From 694ba44a04e512090fc4b1dd0235bf8485fa9ace Mon Sep 17 00:00:00 2001
From: ChiragBellara <chiragbellara7@gmail.com>
Date: Fri, 30 Jan 2026 09:33:30 -0800
Subject: [PATCH] Added fix for URL Seeder forcing Common Crawl index in case
 of a "sitemap"

---
 crawl4ai/async_url_seeder.py                  | 12 ++++----
 .../test_url_seeder_for_only_sitemap.py       | 30 +++++++++++++++++++
 2 files changed, 37 insertions(+), 5 deletions(-)
 create mode 100644 tests/general/test_url_seeder_for_only_sitemap.py

diff --git a/crawl4ai/async_url_seeder.py b/crawl4ai/async_url_seeder.py
index 29fb4b50c..6afbaa285 100644
--- a/crawl4ai/async_url_seeder.py
+++ b/crawl4ai/async_url_seeder.py
@@ -400,18 +400,20 @@ async def urls(self,
         if self.logger and hasattr(self.logger, 'verbose') and config.verbose is not None:
             self.logger.verbose = config.verbose
 
-        # ensure we have the latest CC collection id
-        if self.index_id is None:
-            self.index_id = await self._latest_index()
-
         # Parse source parameter - split by '+' to get list of sources
-        sources = source.split('+')
+        sources = [s.strip().lower() for s in source.split("+") if s.strip()]
+
         valid_sources = {"cc", "sitemap"}
         for s in sources:
             if s not in valid_sources:
                 raise ValueError(
                     f"Invalid source '{s}'. Valid sources are: {', '.join(valid_sources)}")
 
+            # ensure we have the latest CC collection id when the source is cc
+            if s == "cc" and self.index_id is None:
+                self.index_id = await self._latest_index()
+
+
         if hits_per_sec:
             if hits_per_sec <= 0:
                 self._log(
diff --git a/tests/general/test_url_seeder_for_only_sitemap.py b/tests/general/test_url_seeder_for_only_sitemap.py
new file mode 100644
index 000000000..892f3af7c
--- /dev/null
+++ b/tests/general/test_url_seeder_for_only_sitemap.py
@@ -0,0 +1,30 @@
+import asyncio
+from crawl4ai import AsyncLogger, AsyncUrlSeeder, SeedingConfig
+from pathlib import Path
+import httpx
+
+
+async def test_sitemap_source_does_not_hit_commoncrawl():
+    config = SeedingConfig(
+        source="sitemap",
+        live_check=False,
+        extract_head=False,
+        max_urls=50,
+        verbose=True,
+        force=False
+    )
+
+    async with AsyncUrlSeeder(logger=AsyncLogger(verbose=True)) as seeder:
+        async def boom(*args, **kwargs):
+            print("DEBUG: _latest_index called")

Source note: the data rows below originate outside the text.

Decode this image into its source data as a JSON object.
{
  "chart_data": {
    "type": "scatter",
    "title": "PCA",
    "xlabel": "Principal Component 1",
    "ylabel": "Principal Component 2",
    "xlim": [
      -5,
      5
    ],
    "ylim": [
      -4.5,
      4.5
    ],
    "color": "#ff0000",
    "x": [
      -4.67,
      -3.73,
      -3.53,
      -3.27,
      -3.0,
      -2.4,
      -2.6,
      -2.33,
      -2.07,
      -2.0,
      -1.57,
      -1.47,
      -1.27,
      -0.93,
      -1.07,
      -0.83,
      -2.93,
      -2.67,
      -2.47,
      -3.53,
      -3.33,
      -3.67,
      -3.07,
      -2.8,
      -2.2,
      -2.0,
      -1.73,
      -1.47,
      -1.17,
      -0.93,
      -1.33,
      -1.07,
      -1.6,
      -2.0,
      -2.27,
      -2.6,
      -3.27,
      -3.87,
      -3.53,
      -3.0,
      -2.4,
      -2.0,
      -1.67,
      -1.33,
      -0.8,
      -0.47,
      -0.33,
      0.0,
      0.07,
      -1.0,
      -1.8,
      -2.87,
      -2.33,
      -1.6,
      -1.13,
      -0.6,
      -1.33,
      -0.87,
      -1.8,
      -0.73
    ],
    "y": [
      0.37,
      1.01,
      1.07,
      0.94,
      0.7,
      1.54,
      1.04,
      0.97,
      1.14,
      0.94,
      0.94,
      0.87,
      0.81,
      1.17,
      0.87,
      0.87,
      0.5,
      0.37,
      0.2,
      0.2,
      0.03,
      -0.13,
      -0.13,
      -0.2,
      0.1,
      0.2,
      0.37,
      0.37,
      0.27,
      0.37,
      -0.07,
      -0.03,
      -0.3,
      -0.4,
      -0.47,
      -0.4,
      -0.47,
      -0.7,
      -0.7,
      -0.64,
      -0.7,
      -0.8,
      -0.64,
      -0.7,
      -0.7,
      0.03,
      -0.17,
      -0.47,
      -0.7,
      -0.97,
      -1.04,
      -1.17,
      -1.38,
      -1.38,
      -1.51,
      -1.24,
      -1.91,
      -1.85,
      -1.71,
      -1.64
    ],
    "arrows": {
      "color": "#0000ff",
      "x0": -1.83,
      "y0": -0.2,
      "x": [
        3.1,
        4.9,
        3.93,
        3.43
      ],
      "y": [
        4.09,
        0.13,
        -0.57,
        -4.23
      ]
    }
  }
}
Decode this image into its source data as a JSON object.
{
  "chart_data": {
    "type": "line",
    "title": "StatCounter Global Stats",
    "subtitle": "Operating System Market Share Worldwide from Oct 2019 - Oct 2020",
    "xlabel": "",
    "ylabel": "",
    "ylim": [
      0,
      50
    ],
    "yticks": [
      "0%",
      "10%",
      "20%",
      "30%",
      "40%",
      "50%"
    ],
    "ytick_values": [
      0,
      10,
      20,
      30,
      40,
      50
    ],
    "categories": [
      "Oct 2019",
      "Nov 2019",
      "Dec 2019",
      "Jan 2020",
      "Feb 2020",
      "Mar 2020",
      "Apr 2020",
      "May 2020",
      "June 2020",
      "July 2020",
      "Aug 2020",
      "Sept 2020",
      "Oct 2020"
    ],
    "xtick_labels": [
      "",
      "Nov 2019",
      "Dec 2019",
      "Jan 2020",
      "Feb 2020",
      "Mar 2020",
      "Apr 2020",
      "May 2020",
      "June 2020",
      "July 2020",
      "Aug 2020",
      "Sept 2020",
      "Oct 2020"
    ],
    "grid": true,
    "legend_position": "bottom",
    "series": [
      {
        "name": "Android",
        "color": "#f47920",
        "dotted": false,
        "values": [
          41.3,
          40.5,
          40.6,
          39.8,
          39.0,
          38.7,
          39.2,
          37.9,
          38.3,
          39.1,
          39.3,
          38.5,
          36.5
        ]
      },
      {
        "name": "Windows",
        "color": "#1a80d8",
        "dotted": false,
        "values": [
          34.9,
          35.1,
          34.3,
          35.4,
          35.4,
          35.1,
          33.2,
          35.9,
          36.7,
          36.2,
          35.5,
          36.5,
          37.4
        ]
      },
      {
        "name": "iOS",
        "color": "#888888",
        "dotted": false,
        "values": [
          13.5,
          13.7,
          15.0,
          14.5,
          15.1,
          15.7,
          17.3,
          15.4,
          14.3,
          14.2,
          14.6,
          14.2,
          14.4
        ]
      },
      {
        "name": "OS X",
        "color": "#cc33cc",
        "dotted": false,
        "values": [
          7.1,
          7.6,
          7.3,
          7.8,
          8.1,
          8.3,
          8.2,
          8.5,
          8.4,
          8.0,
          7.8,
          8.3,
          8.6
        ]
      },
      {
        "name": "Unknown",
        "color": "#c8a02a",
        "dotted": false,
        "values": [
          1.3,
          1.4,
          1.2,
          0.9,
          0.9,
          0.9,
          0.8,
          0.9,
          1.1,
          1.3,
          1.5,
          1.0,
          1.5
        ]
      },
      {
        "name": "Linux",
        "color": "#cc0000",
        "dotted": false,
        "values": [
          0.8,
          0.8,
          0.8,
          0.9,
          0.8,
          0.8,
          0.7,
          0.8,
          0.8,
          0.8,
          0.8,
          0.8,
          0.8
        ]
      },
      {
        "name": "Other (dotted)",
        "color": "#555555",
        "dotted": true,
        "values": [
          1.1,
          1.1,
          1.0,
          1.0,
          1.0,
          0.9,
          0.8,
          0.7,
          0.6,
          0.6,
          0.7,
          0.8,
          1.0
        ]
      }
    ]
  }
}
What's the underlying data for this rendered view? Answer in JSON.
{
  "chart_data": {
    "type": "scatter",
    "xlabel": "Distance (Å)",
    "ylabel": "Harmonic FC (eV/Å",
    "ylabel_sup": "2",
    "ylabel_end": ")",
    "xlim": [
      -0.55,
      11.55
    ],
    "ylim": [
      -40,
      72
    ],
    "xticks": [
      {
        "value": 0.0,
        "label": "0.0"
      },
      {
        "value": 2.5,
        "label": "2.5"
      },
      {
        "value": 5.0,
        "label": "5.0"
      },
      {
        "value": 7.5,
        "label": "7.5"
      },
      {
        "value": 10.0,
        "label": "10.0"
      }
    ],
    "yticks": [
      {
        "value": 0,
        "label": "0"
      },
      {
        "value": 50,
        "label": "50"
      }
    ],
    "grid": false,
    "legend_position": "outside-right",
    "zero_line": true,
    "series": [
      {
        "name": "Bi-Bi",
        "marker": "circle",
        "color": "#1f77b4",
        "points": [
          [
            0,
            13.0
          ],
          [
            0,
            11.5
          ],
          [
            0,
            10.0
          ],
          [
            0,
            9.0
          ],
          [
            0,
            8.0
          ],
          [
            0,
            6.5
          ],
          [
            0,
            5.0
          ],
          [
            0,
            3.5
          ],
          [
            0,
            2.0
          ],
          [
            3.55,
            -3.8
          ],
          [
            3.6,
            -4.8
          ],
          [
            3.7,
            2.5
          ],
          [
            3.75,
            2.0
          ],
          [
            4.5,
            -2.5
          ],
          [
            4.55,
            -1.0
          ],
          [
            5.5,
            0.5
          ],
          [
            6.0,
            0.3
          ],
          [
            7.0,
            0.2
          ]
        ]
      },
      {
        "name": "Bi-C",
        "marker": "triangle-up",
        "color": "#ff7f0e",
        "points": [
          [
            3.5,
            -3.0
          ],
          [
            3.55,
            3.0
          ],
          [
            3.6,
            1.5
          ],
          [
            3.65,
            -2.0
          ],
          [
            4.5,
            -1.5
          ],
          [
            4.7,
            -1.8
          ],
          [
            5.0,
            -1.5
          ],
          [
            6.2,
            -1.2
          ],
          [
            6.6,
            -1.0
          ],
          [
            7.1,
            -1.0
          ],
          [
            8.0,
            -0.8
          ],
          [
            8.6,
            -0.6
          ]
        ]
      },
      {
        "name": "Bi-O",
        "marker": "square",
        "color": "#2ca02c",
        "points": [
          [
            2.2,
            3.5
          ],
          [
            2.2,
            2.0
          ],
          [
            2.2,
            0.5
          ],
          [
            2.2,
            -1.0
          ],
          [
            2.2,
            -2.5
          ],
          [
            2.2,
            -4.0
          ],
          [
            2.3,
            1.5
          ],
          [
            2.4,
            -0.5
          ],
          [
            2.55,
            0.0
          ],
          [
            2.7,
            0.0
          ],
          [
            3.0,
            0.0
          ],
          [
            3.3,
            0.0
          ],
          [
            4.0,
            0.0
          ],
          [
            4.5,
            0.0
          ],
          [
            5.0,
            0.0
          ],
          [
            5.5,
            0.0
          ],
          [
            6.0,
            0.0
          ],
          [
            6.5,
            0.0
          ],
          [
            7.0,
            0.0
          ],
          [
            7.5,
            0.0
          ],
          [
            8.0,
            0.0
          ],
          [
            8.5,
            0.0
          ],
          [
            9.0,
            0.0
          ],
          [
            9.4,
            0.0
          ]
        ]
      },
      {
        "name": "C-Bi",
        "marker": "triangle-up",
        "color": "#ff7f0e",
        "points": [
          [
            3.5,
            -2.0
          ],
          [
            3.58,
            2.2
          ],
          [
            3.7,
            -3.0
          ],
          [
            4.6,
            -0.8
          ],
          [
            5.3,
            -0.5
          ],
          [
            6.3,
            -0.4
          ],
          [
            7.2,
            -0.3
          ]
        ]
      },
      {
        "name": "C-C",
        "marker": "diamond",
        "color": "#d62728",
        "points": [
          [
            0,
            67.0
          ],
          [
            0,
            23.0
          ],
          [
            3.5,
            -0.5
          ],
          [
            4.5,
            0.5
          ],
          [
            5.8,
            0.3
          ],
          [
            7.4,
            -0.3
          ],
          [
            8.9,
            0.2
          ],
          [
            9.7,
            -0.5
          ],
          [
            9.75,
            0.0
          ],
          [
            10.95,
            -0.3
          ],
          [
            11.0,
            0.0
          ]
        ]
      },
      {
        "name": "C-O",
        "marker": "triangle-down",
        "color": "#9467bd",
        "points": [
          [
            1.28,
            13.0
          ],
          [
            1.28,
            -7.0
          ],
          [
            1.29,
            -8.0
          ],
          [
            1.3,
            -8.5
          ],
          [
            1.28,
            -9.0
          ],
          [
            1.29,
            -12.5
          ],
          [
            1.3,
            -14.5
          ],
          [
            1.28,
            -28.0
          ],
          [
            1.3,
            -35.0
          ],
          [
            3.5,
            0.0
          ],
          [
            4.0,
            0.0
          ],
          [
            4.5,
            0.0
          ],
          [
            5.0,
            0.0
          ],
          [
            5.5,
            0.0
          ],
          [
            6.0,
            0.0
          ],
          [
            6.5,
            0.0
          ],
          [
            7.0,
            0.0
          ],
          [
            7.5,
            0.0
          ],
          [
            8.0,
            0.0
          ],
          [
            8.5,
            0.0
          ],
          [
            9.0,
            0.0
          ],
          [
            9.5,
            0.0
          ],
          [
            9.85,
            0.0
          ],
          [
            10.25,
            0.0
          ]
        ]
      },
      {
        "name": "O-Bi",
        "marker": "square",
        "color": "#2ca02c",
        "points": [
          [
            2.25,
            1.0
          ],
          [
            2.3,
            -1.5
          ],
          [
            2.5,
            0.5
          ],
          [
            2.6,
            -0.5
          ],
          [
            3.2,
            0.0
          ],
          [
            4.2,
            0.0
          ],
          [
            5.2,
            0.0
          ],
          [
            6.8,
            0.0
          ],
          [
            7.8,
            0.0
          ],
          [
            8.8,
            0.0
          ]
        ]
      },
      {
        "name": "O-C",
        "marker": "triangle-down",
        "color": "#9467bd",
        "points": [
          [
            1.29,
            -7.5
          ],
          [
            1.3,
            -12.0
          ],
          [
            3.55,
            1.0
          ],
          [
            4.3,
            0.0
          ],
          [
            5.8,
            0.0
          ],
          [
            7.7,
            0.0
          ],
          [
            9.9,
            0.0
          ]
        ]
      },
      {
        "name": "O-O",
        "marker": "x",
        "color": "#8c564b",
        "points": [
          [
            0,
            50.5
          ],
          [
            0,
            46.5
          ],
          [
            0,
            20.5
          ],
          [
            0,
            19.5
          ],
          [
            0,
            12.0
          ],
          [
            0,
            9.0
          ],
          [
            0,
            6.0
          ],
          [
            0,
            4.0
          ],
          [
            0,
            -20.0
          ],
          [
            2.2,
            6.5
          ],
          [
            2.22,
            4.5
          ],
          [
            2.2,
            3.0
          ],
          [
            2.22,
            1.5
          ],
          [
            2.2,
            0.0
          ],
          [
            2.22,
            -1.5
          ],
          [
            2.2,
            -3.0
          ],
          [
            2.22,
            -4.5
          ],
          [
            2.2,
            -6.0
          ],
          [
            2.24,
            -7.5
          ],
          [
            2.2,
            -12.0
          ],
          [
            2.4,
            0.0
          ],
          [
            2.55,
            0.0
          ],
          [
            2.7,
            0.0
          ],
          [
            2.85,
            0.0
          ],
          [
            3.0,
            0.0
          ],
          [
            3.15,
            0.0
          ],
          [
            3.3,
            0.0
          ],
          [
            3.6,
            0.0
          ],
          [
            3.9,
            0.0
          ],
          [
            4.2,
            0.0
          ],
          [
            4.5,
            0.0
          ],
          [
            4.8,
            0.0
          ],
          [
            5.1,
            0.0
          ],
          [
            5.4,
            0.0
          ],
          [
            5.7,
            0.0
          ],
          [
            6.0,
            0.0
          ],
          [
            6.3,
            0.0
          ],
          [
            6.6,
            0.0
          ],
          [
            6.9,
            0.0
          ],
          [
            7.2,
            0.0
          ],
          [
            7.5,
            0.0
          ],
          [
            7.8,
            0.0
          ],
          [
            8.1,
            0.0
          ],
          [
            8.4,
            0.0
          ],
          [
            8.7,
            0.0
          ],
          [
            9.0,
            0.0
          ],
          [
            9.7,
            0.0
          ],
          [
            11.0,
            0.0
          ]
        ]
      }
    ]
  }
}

+            raise httpx.ConnectTimeout("Simulated CommonCrawl outage")
+
+        seeder._latest_index = boom
+        try:
+            await seeder.urls("https://docs.crawl4ai.com/", config)
+            print("PASS: _latest_index was NOT called (expected after fix).")
+        except httpx.ConnectTimeout:
+            print("FAIL: _latest_index WAS called even though source='sitemap'.")
+
+if __name__ == "__main__":
+    asyncio.run(test_sitemap_source_does_not_hit_commoncrawl())